After my father died, one of his close friends and colleagues confessed to me. He said he and my father used to laugh at all the woo things I tried. They thought it was a big joke. He admitted ruefully that the joke was now on him, since his wife had become a Reiki practitioner, and his daughter had become a Reiki Master!
What is Woo Woo?
“Woo woo” is a derogatory label hurled by professional skeptics. Even though doctors themselves continue to order some tests and surgeries that have been disproven, the label is mainly directed at practices outside of the medical sciences.
“Woo woo” accuses people who are seeking health or self-empowerment of foolishness. No matter that many formerly woo practices have proven their value. Or that wisdom or folk traditions are themselves the source of many pharmaceuticals.
If we took away the emotional content, this accusation only means that woo woo is unproven in terms of today’s science. And, it is quickly moving to the mainstream. It is popular because it solves a lot of wellness challenges. So perhaps, woo woo is starting to mean creative and innovative ways to heal ourselves. But is it unscientific?
Woo Woo and Science
Science is not static or fixed. It sometimes moves forward by hard, detailed work and systematic thinking. And sometimes by innovative, creative exploration. It may even embrace what was formerly considered woo woo.
In the 1970’s, if someone claimed that we could change our bodies by changing our thoughts, they were poo-pooed. It was called “metaphysical thinking” back then (meta=beyond, i.e. beyond what is known in physics).
Then medical researchers saw how beliefs, emotions, the nervous system, and the immune system all interact. They created a new field of study: psycho-neuro-immunology. In other words, our thoughts do affect our body. Solid science!

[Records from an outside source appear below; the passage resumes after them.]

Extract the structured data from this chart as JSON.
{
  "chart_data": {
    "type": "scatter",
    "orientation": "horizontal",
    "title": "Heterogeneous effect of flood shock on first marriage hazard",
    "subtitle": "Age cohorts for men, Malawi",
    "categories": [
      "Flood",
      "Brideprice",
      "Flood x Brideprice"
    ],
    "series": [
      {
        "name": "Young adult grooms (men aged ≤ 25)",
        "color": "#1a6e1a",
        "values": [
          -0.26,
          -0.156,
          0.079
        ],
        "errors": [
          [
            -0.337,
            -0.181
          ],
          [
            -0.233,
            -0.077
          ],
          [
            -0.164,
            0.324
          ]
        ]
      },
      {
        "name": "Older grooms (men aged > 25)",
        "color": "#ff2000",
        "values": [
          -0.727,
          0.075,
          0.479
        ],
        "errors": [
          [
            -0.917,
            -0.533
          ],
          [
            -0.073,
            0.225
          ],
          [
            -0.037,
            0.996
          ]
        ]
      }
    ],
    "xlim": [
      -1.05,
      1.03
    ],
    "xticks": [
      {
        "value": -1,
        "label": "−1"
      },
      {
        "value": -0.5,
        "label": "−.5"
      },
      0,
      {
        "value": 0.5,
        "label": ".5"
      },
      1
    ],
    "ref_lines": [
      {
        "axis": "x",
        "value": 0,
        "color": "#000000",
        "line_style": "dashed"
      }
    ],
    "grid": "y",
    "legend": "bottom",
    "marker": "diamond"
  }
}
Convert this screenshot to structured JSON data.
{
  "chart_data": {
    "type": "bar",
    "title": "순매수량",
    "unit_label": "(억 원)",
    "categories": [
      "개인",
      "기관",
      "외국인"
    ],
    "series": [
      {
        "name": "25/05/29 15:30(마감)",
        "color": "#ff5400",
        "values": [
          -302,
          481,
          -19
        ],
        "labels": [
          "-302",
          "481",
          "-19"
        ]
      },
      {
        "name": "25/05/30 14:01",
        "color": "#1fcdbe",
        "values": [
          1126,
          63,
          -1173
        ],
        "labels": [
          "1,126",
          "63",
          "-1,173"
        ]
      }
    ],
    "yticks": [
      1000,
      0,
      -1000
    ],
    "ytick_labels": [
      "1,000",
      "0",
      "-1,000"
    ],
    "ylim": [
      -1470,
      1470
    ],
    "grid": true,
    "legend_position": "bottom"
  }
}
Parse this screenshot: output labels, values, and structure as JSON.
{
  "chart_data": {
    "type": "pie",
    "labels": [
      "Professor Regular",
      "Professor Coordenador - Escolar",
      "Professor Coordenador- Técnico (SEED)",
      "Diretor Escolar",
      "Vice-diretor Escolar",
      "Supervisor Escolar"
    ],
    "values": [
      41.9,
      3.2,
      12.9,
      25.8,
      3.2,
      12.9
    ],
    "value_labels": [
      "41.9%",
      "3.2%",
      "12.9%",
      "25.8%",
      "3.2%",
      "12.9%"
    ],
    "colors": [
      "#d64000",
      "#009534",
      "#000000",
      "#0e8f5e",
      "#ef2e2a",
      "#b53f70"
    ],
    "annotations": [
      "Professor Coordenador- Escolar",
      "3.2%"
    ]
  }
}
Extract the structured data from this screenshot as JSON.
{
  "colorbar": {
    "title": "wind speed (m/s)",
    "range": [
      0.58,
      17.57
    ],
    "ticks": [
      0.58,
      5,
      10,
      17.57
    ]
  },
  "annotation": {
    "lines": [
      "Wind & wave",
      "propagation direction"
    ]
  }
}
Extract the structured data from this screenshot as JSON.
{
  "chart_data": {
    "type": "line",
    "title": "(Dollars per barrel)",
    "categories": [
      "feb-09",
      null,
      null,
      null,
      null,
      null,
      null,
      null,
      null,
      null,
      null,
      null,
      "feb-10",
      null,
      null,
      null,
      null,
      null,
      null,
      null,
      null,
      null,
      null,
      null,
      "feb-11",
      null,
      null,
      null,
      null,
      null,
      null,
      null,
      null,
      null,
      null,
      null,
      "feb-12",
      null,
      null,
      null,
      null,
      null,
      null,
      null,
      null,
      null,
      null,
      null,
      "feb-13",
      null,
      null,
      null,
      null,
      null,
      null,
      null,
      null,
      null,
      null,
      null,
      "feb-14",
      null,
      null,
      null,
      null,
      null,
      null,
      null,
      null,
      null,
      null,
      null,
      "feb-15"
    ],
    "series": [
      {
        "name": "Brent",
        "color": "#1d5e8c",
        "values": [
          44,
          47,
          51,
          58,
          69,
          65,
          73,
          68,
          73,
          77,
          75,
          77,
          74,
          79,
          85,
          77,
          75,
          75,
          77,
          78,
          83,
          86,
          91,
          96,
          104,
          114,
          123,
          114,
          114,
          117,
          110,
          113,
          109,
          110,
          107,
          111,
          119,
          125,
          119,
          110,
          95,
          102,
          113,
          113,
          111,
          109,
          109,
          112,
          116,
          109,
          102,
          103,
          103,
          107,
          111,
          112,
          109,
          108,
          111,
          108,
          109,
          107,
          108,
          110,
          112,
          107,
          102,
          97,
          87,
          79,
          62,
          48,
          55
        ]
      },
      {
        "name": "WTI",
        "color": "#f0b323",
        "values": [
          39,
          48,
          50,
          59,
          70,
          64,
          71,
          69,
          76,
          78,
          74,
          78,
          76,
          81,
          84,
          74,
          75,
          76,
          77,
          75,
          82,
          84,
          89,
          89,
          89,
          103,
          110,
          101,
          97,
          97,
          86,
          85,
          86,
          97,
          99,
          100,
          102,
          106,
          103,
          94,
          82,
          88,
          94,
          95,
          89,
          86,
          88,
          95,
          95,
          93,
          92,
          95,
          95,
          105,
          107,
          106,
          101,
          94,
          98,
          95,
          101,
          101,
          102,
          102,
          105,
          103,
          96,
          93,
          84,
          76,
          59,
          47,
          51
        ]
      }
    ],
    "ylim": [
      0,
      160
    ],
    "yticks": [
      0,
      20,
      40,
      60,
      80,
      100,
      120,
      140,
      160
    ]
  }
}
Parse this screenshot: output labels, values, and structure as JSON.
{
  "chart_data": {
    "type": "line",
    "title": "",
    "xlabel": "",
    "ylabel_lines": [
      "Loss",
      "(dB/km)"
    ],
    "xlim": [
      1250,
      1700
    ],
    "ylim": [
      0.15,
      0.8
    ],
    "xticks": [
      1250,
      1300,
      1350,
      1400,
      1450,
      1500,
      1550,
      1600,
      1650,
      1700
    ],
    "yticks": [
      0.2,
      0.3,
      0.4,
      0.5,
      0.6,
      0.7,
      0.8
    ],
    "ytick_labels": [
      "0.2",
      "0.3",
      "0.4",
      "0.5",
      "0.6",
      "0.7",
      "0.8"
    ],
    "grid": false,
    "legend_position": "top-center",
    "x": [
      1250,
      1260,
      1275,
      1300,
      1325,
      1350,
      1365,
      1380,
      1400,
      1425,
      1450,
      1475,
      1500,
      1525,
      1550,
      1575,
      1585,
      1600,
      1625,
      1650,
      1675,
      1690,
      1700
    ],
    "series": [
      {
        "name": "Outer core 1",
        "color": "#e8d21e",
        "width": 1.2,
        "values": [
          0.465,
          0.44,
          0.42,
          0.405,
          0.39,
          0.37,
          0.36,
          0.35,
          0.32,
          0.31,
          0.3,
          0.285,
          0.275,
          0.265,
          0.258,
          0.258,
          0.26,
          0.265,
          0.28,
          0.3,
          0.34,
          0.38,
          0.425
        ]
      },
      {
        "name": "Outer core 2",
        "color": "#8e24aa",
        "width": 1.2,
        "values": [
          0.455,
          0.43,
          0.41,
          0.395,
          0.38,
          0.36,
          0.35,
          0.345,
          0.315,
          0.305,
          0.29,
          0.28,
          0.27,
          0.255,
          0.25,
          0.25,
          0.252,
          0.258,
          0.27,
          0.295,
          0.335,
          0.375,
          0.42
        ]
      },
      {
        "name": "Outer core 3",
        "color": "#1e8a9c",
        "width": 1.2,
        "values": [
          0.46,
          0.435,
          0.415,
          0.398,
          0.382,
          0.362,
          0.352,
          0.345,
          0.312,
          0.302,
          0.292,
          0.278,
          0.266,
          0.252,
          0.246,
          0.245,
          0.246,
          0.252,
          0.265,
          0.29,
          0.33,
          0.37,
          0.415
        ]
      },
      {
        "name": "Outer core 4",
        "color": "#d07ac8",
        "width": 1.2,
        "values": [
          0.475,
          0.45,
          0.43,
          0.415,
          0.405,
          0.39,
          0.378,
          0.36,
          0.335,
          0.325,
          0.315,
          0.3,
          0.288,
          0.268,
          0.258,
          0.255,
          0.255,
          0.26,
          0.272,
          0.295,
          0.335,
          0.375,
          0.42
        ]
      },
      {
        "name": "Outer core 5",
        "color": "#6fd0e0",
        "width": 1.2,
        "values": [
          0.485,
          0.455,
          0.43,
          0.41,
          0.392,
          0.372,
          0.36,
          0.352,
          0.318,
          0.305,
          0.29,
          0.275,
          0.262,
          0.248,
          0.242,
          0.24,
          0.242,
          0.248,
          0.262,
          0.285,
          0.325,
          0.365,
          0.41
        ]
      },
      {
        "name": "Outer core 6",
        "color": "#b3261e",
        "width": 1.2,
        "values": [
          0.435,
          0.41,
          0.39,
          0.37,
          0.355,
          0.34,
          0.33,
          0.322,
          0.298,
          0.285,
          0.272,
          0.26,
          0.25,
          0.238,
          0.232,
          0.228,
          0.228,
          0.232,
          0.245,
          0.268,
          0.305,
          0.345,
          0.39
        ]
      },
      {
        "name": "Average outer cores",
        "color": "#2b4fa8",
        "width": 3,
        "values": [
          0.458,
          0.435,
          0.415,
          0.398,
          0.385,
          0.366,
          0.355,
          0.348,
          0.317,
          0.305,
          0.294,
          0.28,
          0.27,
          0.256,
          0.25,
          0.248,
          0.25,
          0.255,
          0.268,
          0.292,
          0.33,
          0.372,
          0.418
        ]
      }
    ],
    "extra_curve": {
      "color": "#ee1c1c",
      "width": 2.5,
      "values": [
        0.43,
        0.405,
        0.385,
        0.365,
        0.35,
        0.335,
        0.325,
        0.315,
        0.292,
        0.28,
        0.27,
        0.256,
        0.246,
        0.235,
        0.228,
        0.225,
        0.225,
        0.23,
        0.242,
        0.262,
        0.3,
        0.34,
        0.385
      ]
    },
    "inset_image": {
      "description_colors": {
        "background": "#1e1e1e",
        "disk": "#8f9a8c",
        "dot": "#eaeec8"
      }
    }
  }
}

Woo Woo Innovative Answers
Sometimes medical science finds itself boxed in because it doesn’t have all the answers. People sincerely or desperately searching for answers can help science break out of that box.
In the early 2000’s researchers surveyed people receiving cancer treatment. About 60% were also using alternative therapies. And most of those were not telling their doctors. But they told each other. And word spread about what helped to reduce nausea, pain, depression, and anxiety, and what made them feel better.
Doctors realized some herbs might conflict with prescribed medications. And that they needed to listen to their patients.
The result? Researchers investigated the “alternative” treatments and found several to be effective. They are now “Integrative,” alongside mainstream therapies. Even cancer experts recommend massage and other touch therapies, yoga, mind-body approaches, acupuncture, and sometimes herbal medicines and aromatherapy. And hospitals offer them because there is a low risk of harm, and because patients request them.
Wellness — intuition, intention, and practice
As we hone in on our search for wellness, we need all our tools. Body and mind as one. To use intention, focus, and intuition. Above all, to practice new wellness skills. We may find that our bodies, our “gut instinct” knows what it needs to support our health.
As we explore with curiosity how our bodies respond to our thoughts; that our health improves by changing our diet; how we achieve greater harmony by meditation; how we calm our stresses and relieve pain by mindful exercise, yoga, massage, tai chi, or Qigong; that wisdom traditions and indigenous cultures can guide and direct us; –we create our well-being and contribute to that of others.
And as we continue to empower ourselves to find better health, science may follow.